Through my career I have seen the need for all involved in our food production sector to CONNECT – BUILD INTEGRITY – GROW TRUST – and BE TRANSPARENT in order to close the gaps that exist as an industry through to consumers. We all need to come to the table in order to cohesively represent our industry to the consumer in order to rebuild and grow the trust within our products moving forward. Through mentorship from Kim McConnel I looked to the Canadian RoundTable for sustainable crops as an avenue in which our Grains sector addresses collaboration on sustainable agriculture issues and opportunities directly within the grains sector. Formed in 2013 the CRSC seeks to facilitate cross-commodity collaboration facing its members. Members being representative from every link along the value chain – Seed developers through to end consumers.
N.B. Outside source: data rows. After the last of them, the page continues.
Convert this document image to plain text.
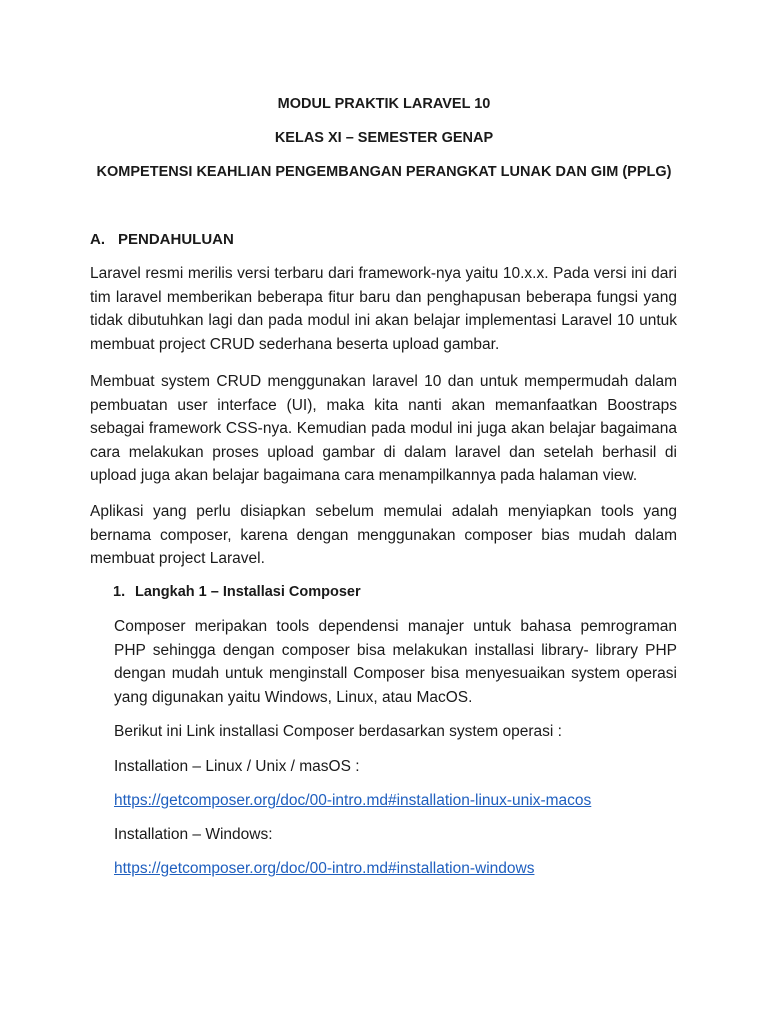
MODUL PRAKTIK LARAVEL 10
KELAS XI – SEMESTER GENAP
KOMPETENSI KEAHLIAN PENGEMBANGAN PERANGKAT LUNAK DAN GIM (PPLG)
A. PENDAHULUAN

Laravel resmi merilis versi terbaru dari framework-nya yaitu 10.x.x. Pada versi ini dari tim laravel memberikan beberapa fitur baru dan penghapusan beberapa fungsi yang tidak dibutuhkan lagi dan pada modul ini akan belajar implementasi Laravel 10 untuk membuat project CRUD sederhana beserta upload gambar.

Membuat system CRUD menggunakan laravel 10 dan untuk mempermudah dalam pembuatan user interface (UI), maka kita nanti akan memanfaatkan Boostraps sebagai framework CSS-nya. Kemudian pada modul ini juga akan belajar bagaimana cara melakukan proses upload gambar di dalam laravel dan setelah berhasil di upload juga akan belajar bagaimana cara menampilkannya pada halaman view.

Aplikasi yang perlu disiapkan sebelum memulai adalah menyiapkan tools yang bernama composer, karena dengan menggunakan composer bias mudah dalam membuat project Laravel.

1. Langkah 1 – Installasi Composer

Composer meripakan tools dependensi manajer untuk bahasa pemrograman PHP sehingga dengan composer bisa melakukan installasi library- library PHP dengan mudah untuk menginstall Composer bisa menyesuaikan system operasi yang digunakan yaitu Windows, Linux, atau MacOS.

Berikut ini Link installasi Composer berdasarkan system operasi :

Installation – Linux / Unix / masOS :

https://getcomposer.org/doc/00-intro.md#installation-linux-unix-macos

Installation – Windows:

https://getcomposer.org/doc/00-intro.md#installation-windows
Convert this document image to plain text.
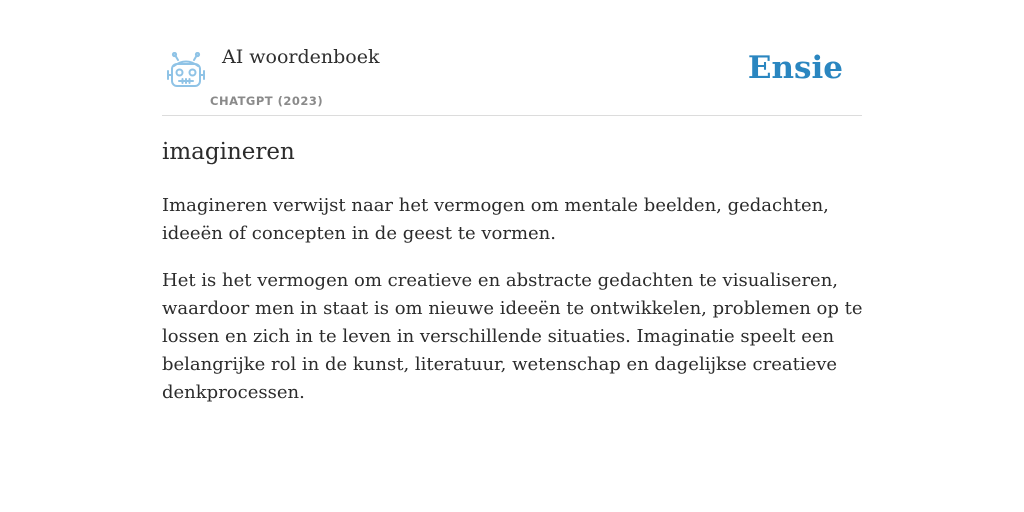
AI woordenboek
CHATGPT (2023)
Ensie
imagineren

Imagineren verwijst naar het vermogen om mentale beelden, gedachten, ideeën of concepten in de geest te vormen.

Het is het vermogen om creatieve en abstracte gedachten te visualiseren, waardoor men in staat is om nieuwe ideeën te ontwikkelen, problemen op te lossen en zich in te leven in verschillende situaties. Imaginatie speelt een belangrijke rol in de kunst, literatuur, wetenschap en dagelijkse creatieve denkprocessen.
Through review of the Grains Roundtable Public Trust Working Group most recent updates priority issues were identified to include:
Crop Protection Product usage
Plant breeding technology
My career and industry experience speak to all three of these priorities the working group has identified:
As an agronomist I have personally found daily when interacting with consumers a gap in how we communicate and connect with consumers on our production practices directly leading to their understanding of these practices and their impact on food safety.
For example – the misconception within the general public that utilizing GMO technology and pesticide practices drive an increase in pesticide usage on farm when in reality the adoption of integrated pest management practices including GMO technology has led to a decrease in pesticide applications & rates and it is an integrated approach encompassing multiple techniques to grow a productive sustainable profitable crop.
The working group within the Canadian Roundtable for sustainable crops have found initially in their study of Public Trust that:
Our understanding of the public needs to be an on-going diverse collection across the public through individuals, groups and communities.
Trust with the Public is not just a matter of changing their belief in our systems of production
It also involves what relationship they have within our industry across the entire value chain
Our industry sector has a need for systems and accountability that are trust – worthy building confidence back with the consumer public
The start to rebuilding this trust is going to also focus on what both the public and our industry values. If the values of our consumer differ greatly from the values implied by the grain/food production sector, then it will continue to be an uphill battle in rebuilding trust.
At the end of the day I myself continue to integrate the practice of growing relationships within my grain sector career – GROW the relationship with our consumers – allowing our industry to continue to GROW a sustainable profitable food supply.